Bis heute ist die Birke ein Baum, der im magischen wie alltäglichen Leben fast überall in Gebrauch geblieben ist: als klassischer Maibaum und bei Fronleichnamsprozessionen, zur Herstellung von Besen und Birkenpech, als Schutzbaum insbesondere zur Markierung unfallträchtiger, unbeleuchteter Kurven, da Birkenrinde auch bei einbrechender Dunkelheit gut zu sehen ist, als Symbol der Fruchtbarkeit und unverzichtbares Ingredienz sexual-magischer Praktiken des Mittelalters, zur Herstellung antiseptischer Brotboxen und zur Selbstkasteiung in der Sauna. Neuerdings wieder beliebter wird auch der hocheffektive kariesabtötende Birkenzucker Xylit in der Zahnheilkunde. Der untere Teil der Birkenrinde ist sogar essbar und kann wie Spaghetti zubereitet werden.

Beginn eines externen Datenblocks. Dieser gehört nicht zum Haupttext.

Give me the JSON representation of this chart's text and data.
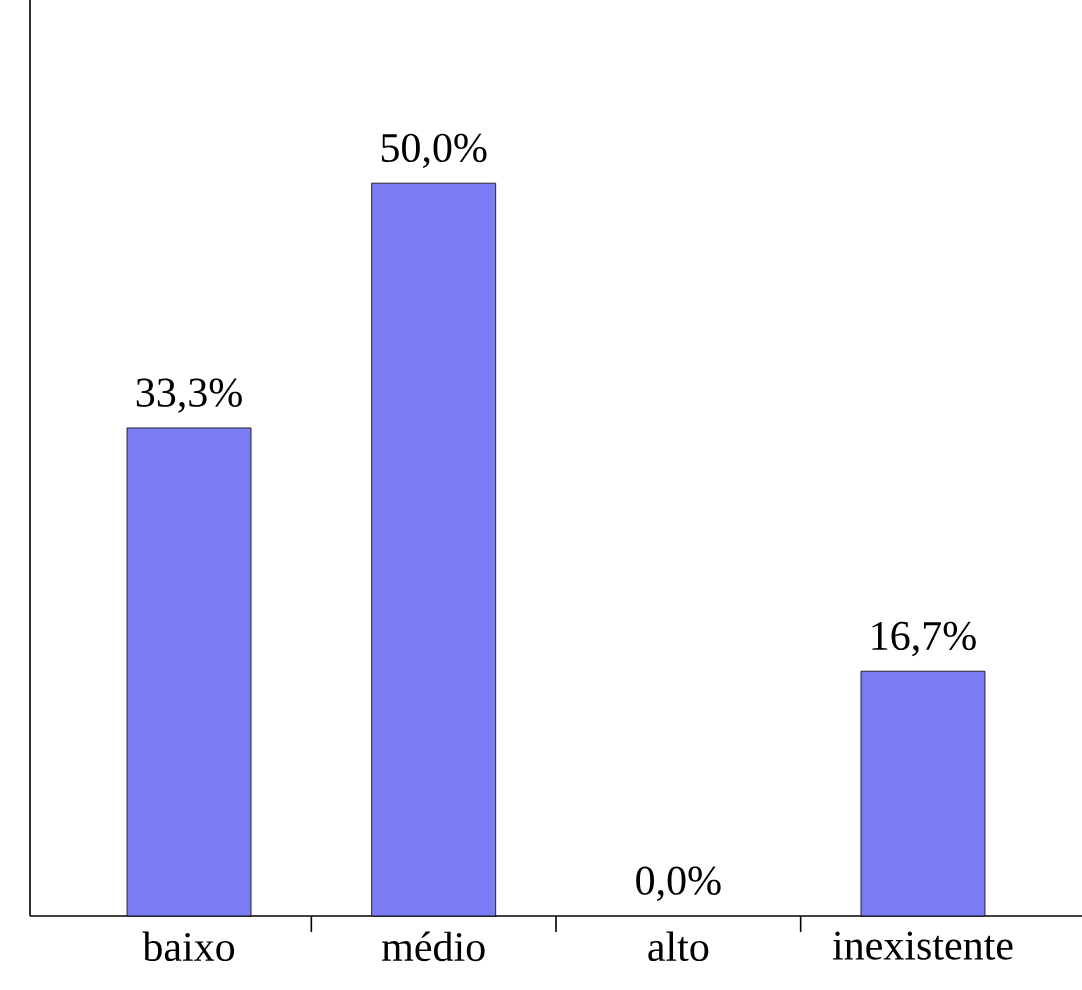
{
  "chart_data": {
    "type": "bar",
    "categories": [
      "baixo",
      "médio",
      "alto",
      "inexistente"
    ],
    "values": [
      33.3,
      50.0,
      0.0,
      16.7
    ],
    "value_labels": [
      "33,3%",
      "50,0%",
      "0,0%",
      "16,7%"
    ],
    "color": "#7b7bf5"
  }
}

„Die birke ist ein baum der freude und der weidenden schäfer, mit deren laub sie sich schmücken, in deren schatten sie lagern, in deren weisze, weiche rinde sie namen einschneiden.“
(Deutsches Wörterbuch der Gebrüder Grimm)
Arkady Shilkloper, (Horn)
Multinstrumentalist (Waldhorn, Flügelhorn, Alphorn und andere). Ehemaliges Mitglied des Bolshoiorchester und der Moskauer Philharmoniker. Wendet sich Anfang der 80er Jahre zum Jazz hin, gründet 1990 zusammen mit Michail Alperin und Sergey Starostin das Moscow Art Trio. Konzerte und Aufnahmen u.a. mit Vienna Art Orchestra, Rabih Abouh- Khalil, Sergey Letov, Elvin Jones, Christian Muthspiel, Vadim Neselovsky, Sergey Nakariakov und vielen anderen. Shilkloper tritt regelmässig auch als Solist mit Orchestern auf. Er lebt in Berlin.

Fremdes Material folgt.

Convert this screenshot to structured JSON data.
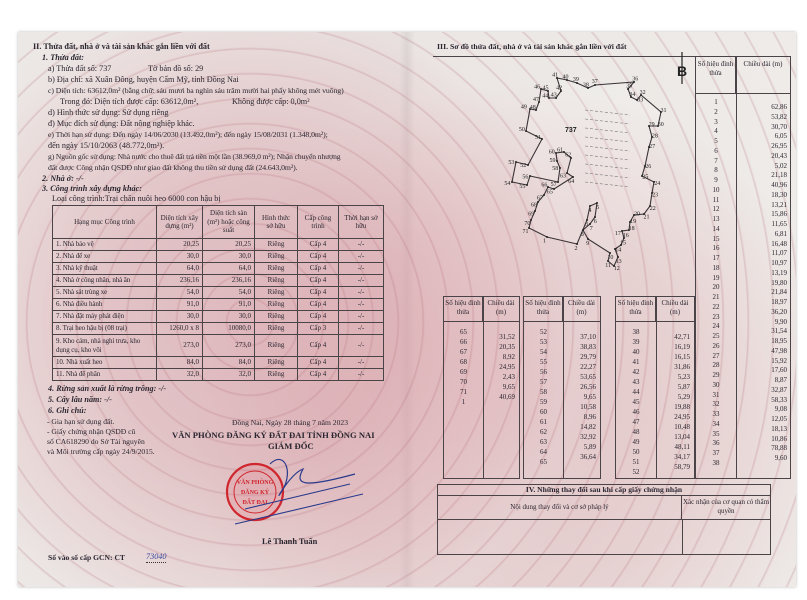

Vadim Neselovskyi (1977) ist ein ukrainischer Jazzpianist, Komponist und Hochschullehrer. Vadim Neselovskyi besuchte das Konservatorium in Odessa. 1995 kam er als jüdischer Kontingentflüchtling nach Unna-Massen und erwarb den Bachelor an der Hochschule für Musik Detmold. Nach dem Diplom am Berklee College of Music erwarb er den Master am Thelonious Monk Institute in New Orleans. Er arbeitete u. a. seit Mitte der 2000er-Jahre mit Gary Burton (Next Generation) und Christian Finger; 2009 nahmen ihn Herbie Hancock und Dee Dee Bridgewater mit auf eine Tour durch Indien. 2007 legte er sein Debütalbum Spring Song mit Eigenkompositionen vor, an dem die holländische Sängerin Vera Westera mitwirkte. 2011 entstand in Stamford sein Soloalbum Music for September (Sunnyside Records). 2013 spielt er im Trio Bez Granitz mit Bodek Janke (Schlagzeug) und Alexander Morsey (Bass); 2014 war er mit Jeff Denson auf Tournee. Neselovskyi ist Assistant Professor am Berklee College of Music.